In early-20th-century New Culture Movement, filial piety came under attack as free love became dominant in popular culture. With the founding of the People's Republic in 1949 came a campaign to reform traditional plays. In 1953, Lu Hongfei (陆洪非, also known as Hong Fei 洪非) from Anhui Province came up with a new Huangmei opera version of the Dong Yong legend. Dong Yong's filial piety is mentioned "only in passing" and the Seventh Fairy is now marrying a mortal against her father's wishes! When Jade Emperor notices her absence, he demands her return; the Seventh Fairy reluctantly obeys him to save Dong Yong's life. Class struggle, the new concern of the times, was also emphasized by turning Squire Fu into an evil landlord and Dong Yong into an exploited peasant. In 1955, the new Huangmei opera was filmed as Married to a Heavenly Fairy (天仙配), starring Yan Fengying as the Seventh Fairy. The film enjoyed spectacular success throughout the Chinese-speaking world. Huangmei opera, previously a minor regional form of Chinese opera, was featured in many films in Hong Kong and Taiwan following its release. (The 1963 Hong Kong film A Maid from Heaven (七仙女) starring Ivy Ling Po as Dong Yong is also a Huangmei opera adaptation of this tale.)

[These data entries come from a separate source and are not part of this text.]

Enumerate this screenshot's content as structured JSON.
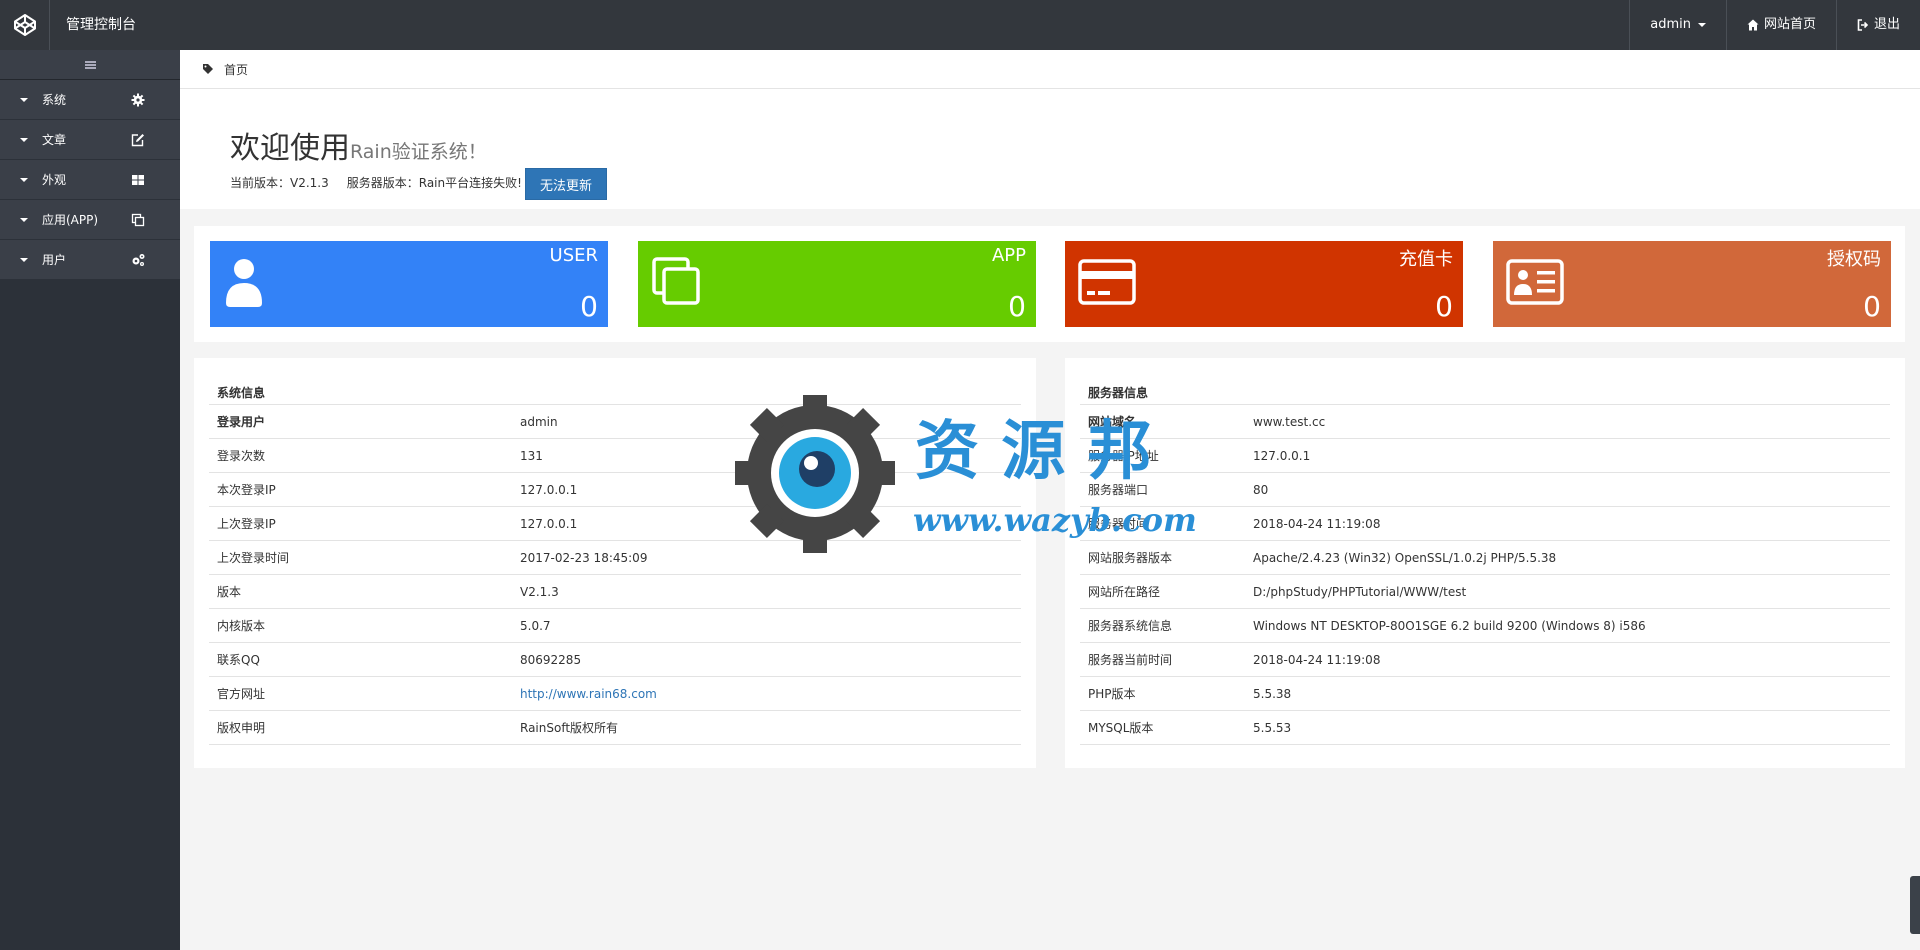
{
  "header": {
    "title": "管理控制台",
    "user_label": "admin",
    "home_label": "网站首页",
    "logout_label": "退出"
  },
  "sidebar": {
    "items": [
      {
        "label": "系统",
        "icon": "gear-icon"
      },
      {
        "label": "文章",
        "icon": "edit-icon"
      },
      {
        "label": "外观",
        "icon": "grid-icon"
      },
      {
        "label": "应用(APP)",
        "icon": "copy-icon"
      },
      {
        "label": "用户",
        "icon": "cogs-icon"
      }
    ]
  },
  "breadcrumb": {
    "text": "首页"
  },
  "welcome": {
    "title_main": "欢迎使用",
    "title_sub": "Rain验证系统！",
    "current_version": "当前版本：V2.1.3",
    "server_version": "服务器版本：Rain平台连接失败!",
    "update_button": "无法更新"
  },
  "stats": [
    {
      "label": "USER",
      "value": "0",
      "color": "#3382f7"
    },
    {
      "label": "APP",
      "value": "0",
      "color": "#66cc00"
    },
    {
      "label": "充值卡",
      "value": "0",
      "color": "#d03400"
    },
    {
      "label": "授权码",
      "value": "0",
      "color": "#d1683a"
    }
  ],
  "system_info": {
    "title": "系统信息",
    "rows": [
      {
        "k": "登录用户",
        "v": "admin"
      },
      {
        "k": "登录次数",
        "v": "131"
      },
      {
        "k": "本次登录IP",
        "v": "127.0.0.1"
      },
      {
        "k": "上次登录IP",
        "v": "127.0.0.1"
      },
      {
        "k": "上次登录时间",
        "v": "2017-02-23 18:45:09"
      },
      {
        "k": "版本",
        "v": "V2.1.3"
      },
      {
        "k": "内核版本",
        "v": "5.0.7"
      },
      {
        "k": "联系QQ",
        "v": "80692285"
      },
      {
        "k": "官方网址",
        "v": "http://www.rain68.com"
      },
      {
        "k": "版权申明",
        "v": "RainSoft版权所有"
      }
    ]
  },
  "server_info": {
    "title": "服务器信息",
    "rows": [
      {
        "k": "网站域名",
        "v": "www.test.cc"
      },
      {
        "k": "服务器IP地址",
        "v": "127.0.0.1"
      },
      {
        "k": "服务器端口",
        "v": "80"
      },
      {
        "k": "服务器时间",
        "v": "2018-04-24 11:19:08"
      },
      {
        "k": "网站服务器版本",
        "v": "Apache/2.4.23 (Win32) OpenSSL/1.0.2j PHP/5.5.38"
      },
      {
        "k": "网站所在路径",
        "v": "D:/phpStudy/PHPTutorial/WWW/test"
      },
      {
        "k": "服务器系统信息",
        "v": "Windows NT DESKTOP-80O1SGE 6.2 build 9200 (Windows 8) i586"
      },
      {
        "k": "服务器当前时间",
        "v": "2018-04-24 11:19:08"
      },
      {
        "k": "PHP版本",
        "v": "5.5.38"
      },
      {
        "k": "MYSQL版本",
        "v": "5.5.53"
      }
    ]
  },
  "watermark": {
    "line1": "资 源 邦",
    "line2": "www.wazyb.com"
  }
}
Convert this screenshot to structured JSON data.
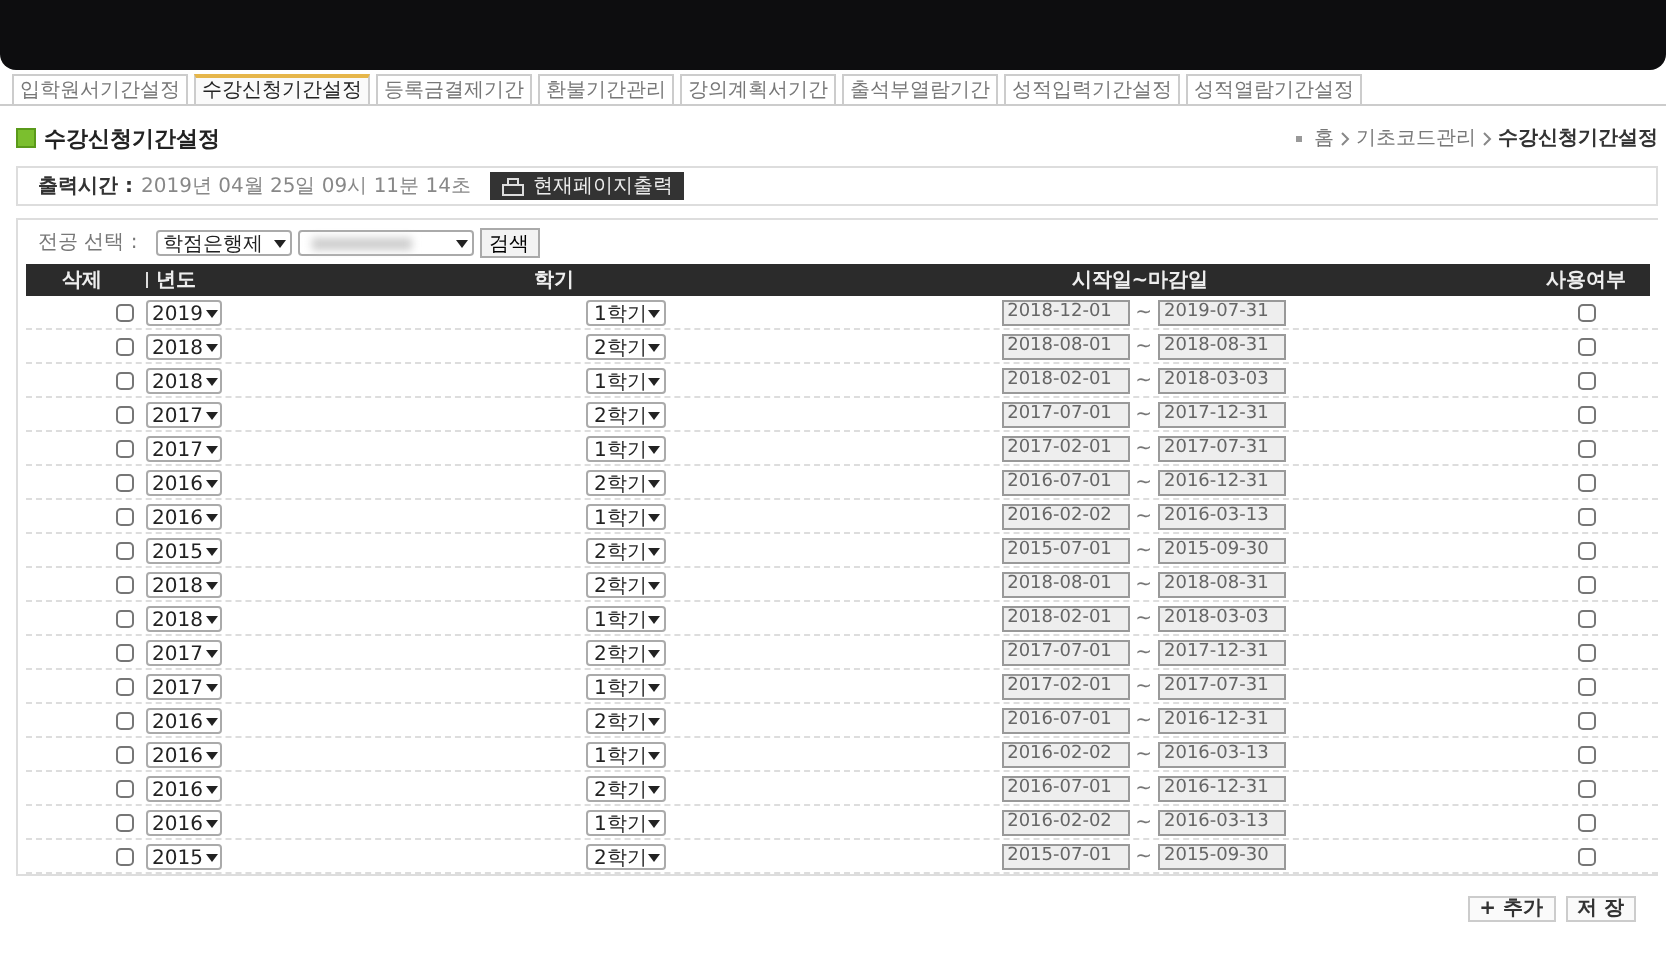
{
  "tabs": [
    {
      "label": "입학원서기간설정",
      "selected": false
    },
    {
      "label": "수강신청기간설정",
      "selected": true
    },
    {
      "label": "등록금결제기간",
      "selected": false
    },
    {
      "label": "환불기간관리",
      "selected": false
    },
    {
      "label": "강의계획서기간",
      "selected": false
    },
    {
      "label": "출석부열람기간",
      "selected": false
    },
    {
      "label": "성적입력기간설정",
      "selected": false
    },
    {
      "label": "성적열람기간설정",
      "selected": false
    }
  ],
  "page_title": "수강신청기간설정",
  "breadcrumb": [
    "홈",
    "기초코드관리",
    "수강신청기간설정"
  ],
  "print_info": {
    "label": "출력시간 :",
    "value": "2019년 04월 25일 09시 11분 14초",
    "button": "현재페이지출력"
  },
  "filter": {
    "label": "전공 선택 :",
    "major_select": "학점은행제",
    "detail_select": {
      "redacted": true
    },
    "search_button": "검색"
  },
  "table": {
    "columns": [
      "삭제",
      "년도",
      "학기",
      "시작일~마감일",
      "사용여부"
    ],
    "range_separator": "~",
    "rows": [
      {
        "delete": false,
        "year": "2019",
        "term": "1학기",
        "start": "2018-12-01",
        "end": "2019-07-31",
        "in_use": false
      },
      {
        "delete": false,
        "year": "2018",
        "term": "2학기",
        "start": "2018-08-01",
        "end": "2018-08-31",
        "in_use": false
      },
      {
        "delete": false,
        "year": "2018",
        "term": "1학기",
        "start": "2018-02-01",
        "end": "2018-03-03",
        "in_use": false
      },
      {
        "delete": false,
        "year": "2017",
        "term": "2학기",
        "start": "2017-07-01",
        "end": "2017-12-31",
        "in_use": false
      },
      {
        "delete": false,
        "year": "2017",
        "term": "1학기",
        "start": "2017-02-01",
        "end": "2017-07-31",
        "in_use": false
      },
      {
        "delete": false,
        "year": "2016",
        "term": "2학기",
        "start": "2016-07-01",
        "end": "2016-12-31",
        "in_use": false
      },
      {
        "delete": false,
        "year": "2016",
        "term": "1학기",
        "start": "2016-02-02",
        "end": "2016-03-13",
        "in_use": false
      },
      {
        "delete": false,
        "year": "2015",
        "term": "2학기",
        "start": "2015-07-01",
        "end": "2015-09-30",
        "in_use": false
      },
      {
        "delete": false,
        "year": "2018",
        "term": "2학기",
        "start": "2018-08-01",
        "end": "2018-08-31",
        "in_use": false
      },
      {
        "delete": false,
        "year": "2018",
        "term": "1학기",
        "start": "2018-02-01",
        "end": "2018-03-03",
        "in_use": false
      },
      {
        "delete": false,
        "year": "2017",
        "term": "2학기",
        "start": "2017-07-01",
        "end": "2017-12-31",
        "in_use": false
      },
      {
        "delete": false,
        "year": "2017",
        "term": "1학기",
        "start": "2017-02-01",
        "end": "2017-07-31",
        "in_use": false
      },
      {
        "delete": false,
        "year": "2016",
        "term": "2학기",
        "start": "2016-07-01",
        "end": "2016-12-31",
        "in_use": false
      },
      {
        "delete": false,
        "year": "2016",
        "term": "1학기",
        "start": "2016-02-02",
        "end": "2016-03-13",
        "in_use": false
      },
      {
        "delete": false,
        "year": "2016",
        "term": "2학기",
        "start": "2016-07-01",
        "end": "2016-12-31",
        "in_use": false
      },
      {
        "delete": false,
        "year": "2016",
        "term": "1학기",
        "start": "2016-02-02",
        "end": "2016-03-13",
        "in_use": false
      },
      {
        "delete": false,
        "year": "2015",
        "term": "2학기",
        "start": "2015-07-01",
        "end": "2015-09-30",
        "in_use": false
      }
    ]
  },
  "buttons": [
    "+ 추가",
    "저 장"
  ]
}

==Dong Yong in Zhuang culture==
The story of Dong Yong in Shanglin County and Mashan County in central Guangxi Zhuang Autonomous Region, where ritual masters and their singers narrate stories in the Zhuang language on special occasions, is markedly different from that in Han Chinese areas. Here, the story is set in a time when the custom was to kill one's gravely ill parents and cannibalize their flesh with the rest of the community — a practice stopped by Dong Yong, the story goes. One day, after seeing a painful birth by a buffalo (or goat), a distressed Dong Yong promises his mother that he will not eat her body after her death. He stops eating other people's flesh but rather dries, smokes, and stores the portions given to him. When, eventually his mother falls ill and dies, he secretly buries her in the mountains. When relatives and neighbors come for her flesh, Dong Yong gives them his smoked flesh. The rest of the story about him selling his labor for her proper burial and meeting the heavenly maiden, appears to come from the Chinese story. Researcher David Holm, after examining Zhuang and Bouyei manuscripts in Guizhou Province and other parts of Guangxi, concludes:

It seems as if what has happened here is that two different stories have been amalgamated, one a Zhuang and Bouyei story about Doengvingx (or Daegvingx), and one a Chinese story about Dong Yong. The Zhuang and Bouyei story is basically about the origin of funeral customs, while the Chinese story is about something else entirely.